Life Cycles
Following our Northeast pilgrimage, my wife and I took some vacation time and headed south, where our UK family reside. After settling into our airbnb home, we arranged to meet my eldest son and his two daughters at St. Ann’s Well Gardens in Hove.
It was a place I knew well, as my first wife and I lived nearby when our children were young, and it is where we used to take our dog Bess for a walk. The park slopes gradually from east to west. There are trees lining one side and also scattered throughout the park. There are gray squirrels too; I remember my youngest son approaching one when he was small; the squirrel trustingly allowed him to come close.
At the east end of the park there is a playground, which used to have two slides - one long and one short - to satisfy both the adventurous and the timid child. When I returned this month, the long slide - the “scary one”, according to my son - had gone, to be replaced by something gentler. The small slide had disappeared entirely.
One enduring feature of the park was the flying fox, a zip line strung between two poles on which one can glide from one end to another. It was as popular as ever. What could be more exhilarating than flying through the air while holding on for dear life? At four years old, our granddaughters were not quite ready for it. Instead they went on the slide and climbed the rope spider web.
As I sat on a park bench and watched the children playing, memories came flooding back. One in particular concerns my youngest son. When he was one year old, I placed him in a stroller and took him to the park along with Bess. It so happened that Bess was “on heat” at the time. It didn’t take long for the consequences of that last detail to become apparent.
Shortly after we arrived, Bess attracted the attention of a male dog. The dog’s owner had carelessly let him off the leash and the dog caught Bess’s scent. From a distance I could see the dog galloping towards us. Bess sat at my feet behind me and was, I think, expecting me to save her. What to do? I had only seconds to decide. The sprinting hound arrived, fully expecting to claim his prize. Instead, he was greeted by me barking at him and waving my arms up and down like a maniac. The dog looked confused and stood there, just long enough for his owner to catch him up and attach the lead on his neck, much to my relief. The owner apologized profusely, and we both agreed there was no harm done.

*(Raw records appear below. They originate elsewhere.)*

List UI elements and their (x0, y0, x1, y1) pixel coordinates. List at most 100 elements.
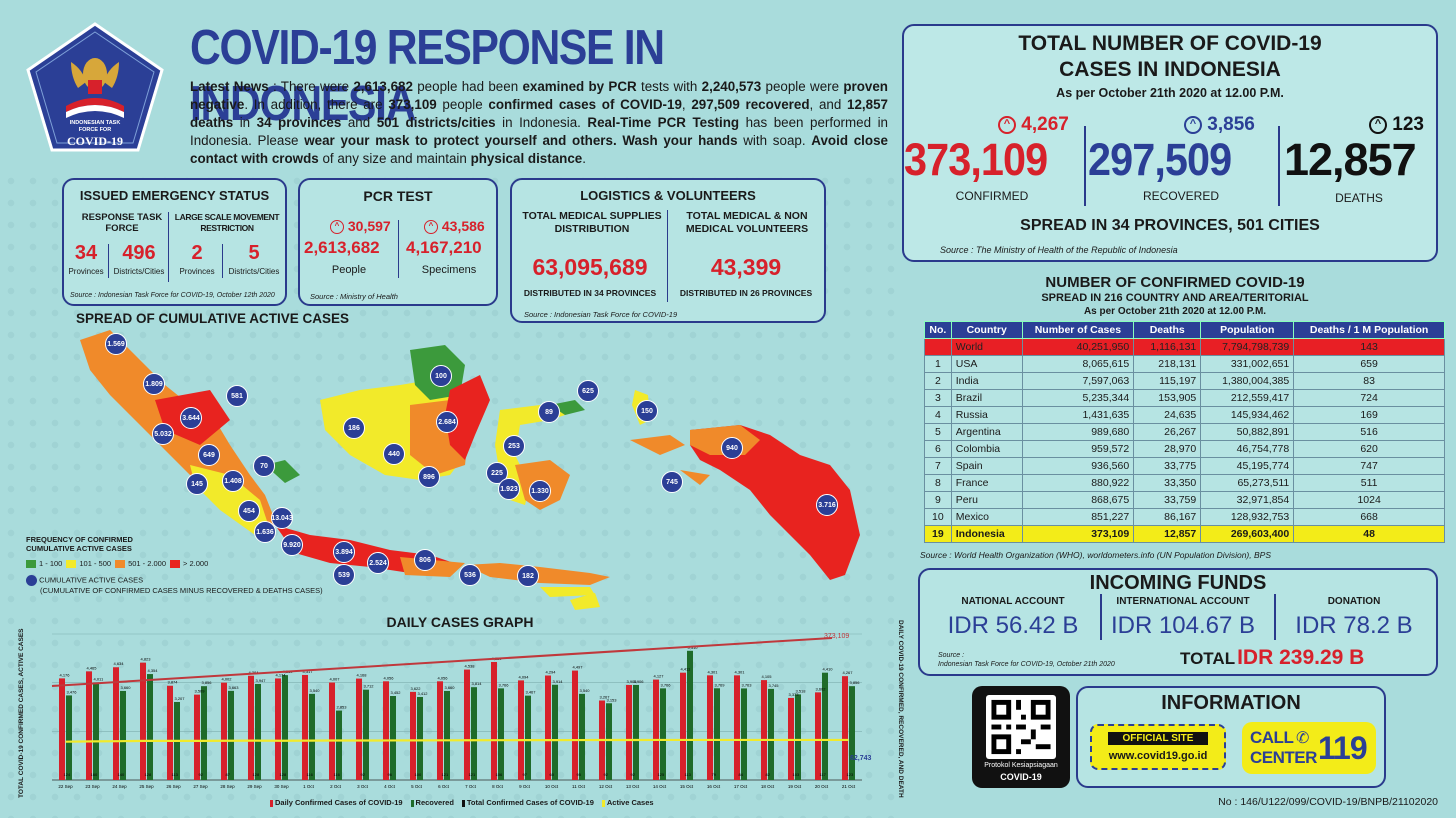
table-row: 3 Brazil 5,235,344 153,905 212,559,417 724 (924, 389, 1445, 407)
confirmed-label: 3,602 (816, 686, 827, 691)
chart-legend-item: Active Cases (601, 798, 654, 807)
recovered-label: 3,766 (661, 682, 672, 687)
confirmed-label: 3,906 (627, 679, 638, 684)
qr-card[interactable]: Protokol Kesiapsiagaan COVID-19 (972, 686, 1070, 788)
recovered-label: 3,660 (121, 685, 132, 690)
confirmed-label: 4,301 (708, 669, 719, 674)
chart-legend-label: Total Confirmed Cases of COVID-19 (466, 798, 594, 807)
table-cell: 989,680 (1021, 423, 1135, 441)
recovered-label: 3,467 (526, 690, 537, 695)
spread-text: SPREAD IN 34 PROVINCES, 501 CITIES (1020, 217, 1320, 234)
logo-line3: COVID-19 (67, 134, 123, 148)
chevron-up-icon: ^ (424, 220, 438, 235)
supplies-note: DISTRIBUTED IN 34 PROVINCES (523, 288, 657, 298)
recovered-label: 3,540 (580, 688, 591, 693)
legend-swatch (26, 560, 36, 569)
death-label: 128 (145, 772, 152, 777)
tick-label: 30 Sep (274, 784, 289, 789)
chart-legend-label: Daily Confirmed Cases of COVID-19 (275, 798, 403, 807)
tick-label: 1 Oct (303, 784, 315, 789)
recovered-bar (309, 693, 315, 780)
map-marker: 806 (414, 549, 436, 571)
table-cell: 83 (1293, 372, 1445, 390)
table-cell: Brazil (950, 389, 1023, 407)
daily-cases-chart: 4,176 3,476 124 22 Sep 4,465 4,011 160 23 Sep 4,… (51, 633, 872, 789)
map-papua (690, 425, 860, 580)
international-label: INTERNATIONAL ACCOUNT (1116, 596, 1250, 607)
table-cell: 6 (924, 440, 952, 458)
table-cell: 169 (1293, 406, 1445, 424)
table-row: 5 Argentina 989,680 26,267 50,882,891 516 (924, 423, 1445, 441)
table-header: Country (950, 321, 1023, 339)
volunteers-note: DISTRIBUTED IN 26 PROVINCES (679, 288, 813, 298)
table-header: No. (924, 321, 952, 339)
table-cell: 7 (924, 457, 952, 475)
recovered-bar (336, 710, 342, 780)
table-cell: 145,934,462 (1200, 406, 1295, 424)
recovered-bar (282, 675, 288, 780)
recovered-bar (660, 688, 666, 780)
table-cell: 48 (1293, 525, 1445, 543)
recovered-bar (498, 688, 504, 780)
qr-code-icon (991, 699, 1051, 755)
tick-label: 21 Oct (842, 784, 856, 789)
table-cell: 33,775 (1133, 457, 1202, 475)
confirmed-bar (221, 682, 227, 780)
confirmed-label: 4,105 (762, 674, 773, 679)
map-marker: 150 (636, 400, 658, 422)
table-cell: 373,109 (1021, 525, 1135, 543)
death-label: 92 (604, 772, 609, 777)
confirmed-bar (140, 662, 146, 780)
table-cell: World (950, 338, 1023, 356)
recovered-label: 3,663 (229, 685, 240, 690)
recovered-bar (93, 682, 99, 780)
legend-title-line2: CUMULATIVE ACTIVE CASES (26, 544, 132, 553)
official-site-button[interactable]: OFFICIAL SITE www.covid19.go.id (1090, 724, 1226, 770)
map-marker: 1.636 (254, 521, 276, 543)
map-marker: 3.716 (816, 494, 838, 516)
chart-legend-swatch (410, 799, 414, 807)
chart-legend-swatch (601, 799, 605, 807)
chart-ylabel-right: DAILY COVID-19 CONFIRMED, RECOVERED, AND… (897, 620, 904, 798)
table-cell: 269,603,400 (1200, 525, 1295, 543)
death-label: 117 (820, 772, 827, 777)
pcr-people-label: People (331, 264, 367, 276)
confirmed-label: 4,094 (519, 674, 530, 679)
confirmed-bar (167, 685, 173, 780)
recovered-bar (633, 684, 639, 780)
table-cell: 46,754,778 (1200, 440, 1295, 458)
recovered-bar (201, 686, 207, 780)
death-label: 79 (712, 772, 717, 777)
circle-legend-icon (26, 575, 37, 586)
world-title: NUMBER OF CONFIRMED COVID-19 (1045, 274, 1305, 291)
official-site-url[interactable]: www.covid19.go.id (1108, 750, 1208, 762)
total-confirmed-annotation: 373,109 (824, 633, 849, 640)
confirmed-bar (86, 671, 92, 780)
call-center-button[interactable]: CALL CENTER ✆ 119 (1242, 722, 1376, 774)
map-marker: 1.569 (105, 333, 127, 355)
table-cell: 659 (1293, 355, 1445, 373)
recovered-label: 3,518 (796, 688, 807, 693)
table-cell: 959,572 (1021, 440, 1135, 458)
recovered-label: 3,207 (175, 696, 186, 701)
table-cell: 516 (1293, 423, 1445, 441)
table-cell: 32,971,854 (1200, 491, 1295, 509)
death-label: 87 (226, 772, 231, 777)
totals-source: Source : The Ministry of Health of the R… (940, 245, 1178, 255)
tick-label: 9 Oct (519, 784, 531, 789)
recovered-label: 4,410 (823, 667, 834, 672)
death-label: 121 (469, 772, 476, 777)
chart-ylabel-left: TOTAL COVID-19 CONFIRMED CASES, ACTIVE C… (18, 628, 25, 798)
information-title: INFORMATION (1161, 692, 1301, 714)
legend-swatch (115, 560, 126, 569)
pcr-specimens-increase: ^ 43,586 (424, 218, 485, 235)
tick-label: 29 Sep (247, 784, 262, 789)
legend-label: 1 - 100 (39, 559, 63, 568)
table-cell: 33,759 (1133, 491, 1202, 509)
confirmed-label: 3,373 (789, 692, 800, 697)
table-row: 4 Russia 1,431,635 24,635 145,934,462 169 (924, 406, 1445, 424)
chart-legend-swatch (270, 799, 273, 807)
supplies-title: TOTAL MEDICAL SUPPLIES DISTRIBUTION (522, 210, 662, 235)
death-label: 95 (577, 772, 582, 777)
donation-label: DONATION (1327, 596, 1381, 607)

That might have been the end of the story, had I not noticed that something, or rather someone, was missing. In order to defend Bess’s honor, I had let go of the stroller, with my son in it, which had proceeded unguided down the path and then disappeared around the corner. It was one of those moments parents dread. I collected myself and started down the path, which had a stone wall on one side and curved gently to the left. The stroller had free-wheeled fifteen yards before crashing into the wall. Angels must have guided it to safety, I decided, and I was relieved to find my son unharmed and nonplussed. He greeted me with a large grin.
The memory of that day was prompted by being in the place where it all happened. It seemed like yesterday. The incident with the dog in the daytime was probably the most vivid memory. As I sifted through the years, other memories came back, including one of a Sunday School picnic in the gardens. I remembered another occasion when I sat on a park bench and silently meditated, as dusk fell and the day turned from light to dark. I felt a deep connection to the park, now renewed by my son’s and granddaughters’ presence here. Naturally, this made me feel old, like living in one time and then the next, as though the present were being superimposed upon the past.
Then I adjusted to the reality of how time moves in cycles. I was experiencing the completion of a cycle in my own life and trying to make sense of it. What is time saying to me now? The end of one cycle can be the beginning of another. The natural rhythm of life is meant to propel us gently forward, not hold us in place.
After our granddaughters had finished playing, we went to the park café and had something to eat and drink. The following day the girls came to our airbnb cottage - called Church Mouse Cottage - and played with the dolls’ house, had a story read to them, and searched for the mice hidden throughout the cottage. As we live an ocean apart, this family time is precious.
It occurs to me that my meditation on time may have been prompted by an unexpected source: the local church. The cottage is close to the church, and every quarter hour the church clock chimes. This is useful if you wake in the middle of the night and wonder what time it is, although I also wonder if it is one of the reasons why the two houses next to us have “for sale” signs outside.